Воистину, Коля, Бог шельму метит, и я просек чудовищность и невыносимость тоски и злобы Иосифа Виссарионовича Сталина. В руках у асмодея власть чуть ли не над полпланетой, и может он при желании хавать каждый божий день харчо, где вместо рисинок алмазы плавают, и отдать может приказ облить бензином бараки ста лагерей, чтоб запылали синим пламечком враги народа, и мигни он только, шевельни он только мизинцем, самая старая дена нашей родины и артистка товарищ Яблочкина тут же заявится и театрально скажет, тряся щечками-мешочками:
— Товарищ председатель государственного комитета обороны, я… ва-а-а-ша! Представляешь? Всесилен этот заместитель самого человечного изо всех прошедших по земле людей, горный орел номер два, и тут вдруг какая-то вонючая, сохнущая правая нога, главное, не чья-нибудь, а своя, сволочь такая и предательница, говорит:
— Сталин — говно! Скоро сдохнешь и умрешь! И самое страшное в том, что ей не заткнешь глотку, не заставишь замолчать, ибо заставить помалкивать можно совесть,и так поступают миллионы людей, но нога-то ведь — не совесть, как ее, подлюку, уломать? Издать указ президиума Верховного Совета? Ну, хорошо, я уверен, думал он, ампутируем, протез поставим, а что дальше? Есть ли надежда на левую ногу? Нет! Так как вокруг — враги и предатели. Следовательно, придется ликвидировать также левую ногу, и вроде Рузвельта кататься в колясочке.
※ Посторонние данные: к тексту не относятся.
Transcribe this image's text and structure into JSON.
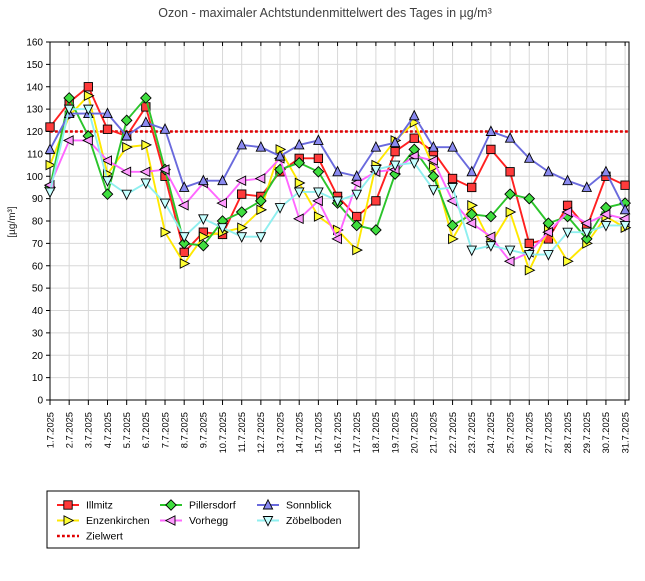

Толкать же ее будут по очереди члены политбюро, министры, генералы, стахановцы, Иван Козловский, Юрий Левитан, кинорежиссеры, Илья Эренбург и артист Алейников — большая жизнь. Главное в выдающемся государственном деятеле не ноги, а голова. А если вдруг голова предаст основные постулаты исторического материализма, если заявит моя голова, что, дескать, материя не первична, а главное — свобода духа? Интересная ситуация. Прямо Курская дуга. Ну, с головой-то я умею справляться. Она будет помалкивать, примерно, как мои половые органы. Вот как быть, если правая рука полезет во время отчетного доклада на очередном съезде нашей партии в боковой карман, вытащит, ликвидаторша и уклонистка, мой партбилет и бросит его с трибуны на пол Большого Георгиевского зала? Бросит и вместе с левой начнет мне бурно аплодировать? Как быть? Что делать, дорогой Владимир Ильич, ответьте, пожалуйста, если заговорят мои внутренние органы? Если обнаглеет даже жопа и со всей большевистской прямотой своей кишки скажет, что Сталин испортил ей жизнь и что лучше уж быть слепой кишкой, чем смотреть, бессмысленно заседая и заседая, на разрушение сущности личного, единственного бытия Сталина. Что делать? Пустить пулю в угрюмый и глубоко враждебный мне лоб или в ненавидящее меня собственное сердцем — тоскливо подумал в ту минуту Сталин, но сходу взял себя в руки и решил, Коля, так: ваши попытки, господин мозг, господа жопа, сердце и печенки-селезенки, обречены на провал! Мы обрушим на вас всю мощь нашей отечественной, а возможно, и зарубежной медицины! И веришь, Коля, обмозговываю я все это, а из окошка сверху Молотов захипежил:
— Срочно вызвать профессоров Вовси, Егорова, Вышинского, Бурденко, Маршака и артиста Алейникова — большая жизнь! Срочно! — Есть! — кто-то ответил, и тихо стало, как в морге. Только Симвалиев, сидевший на кедровом суку, спросил у разводящего: — Как оправиться по большой нужде, товарищ генерал-майор? Невмоготу честное комсомольское!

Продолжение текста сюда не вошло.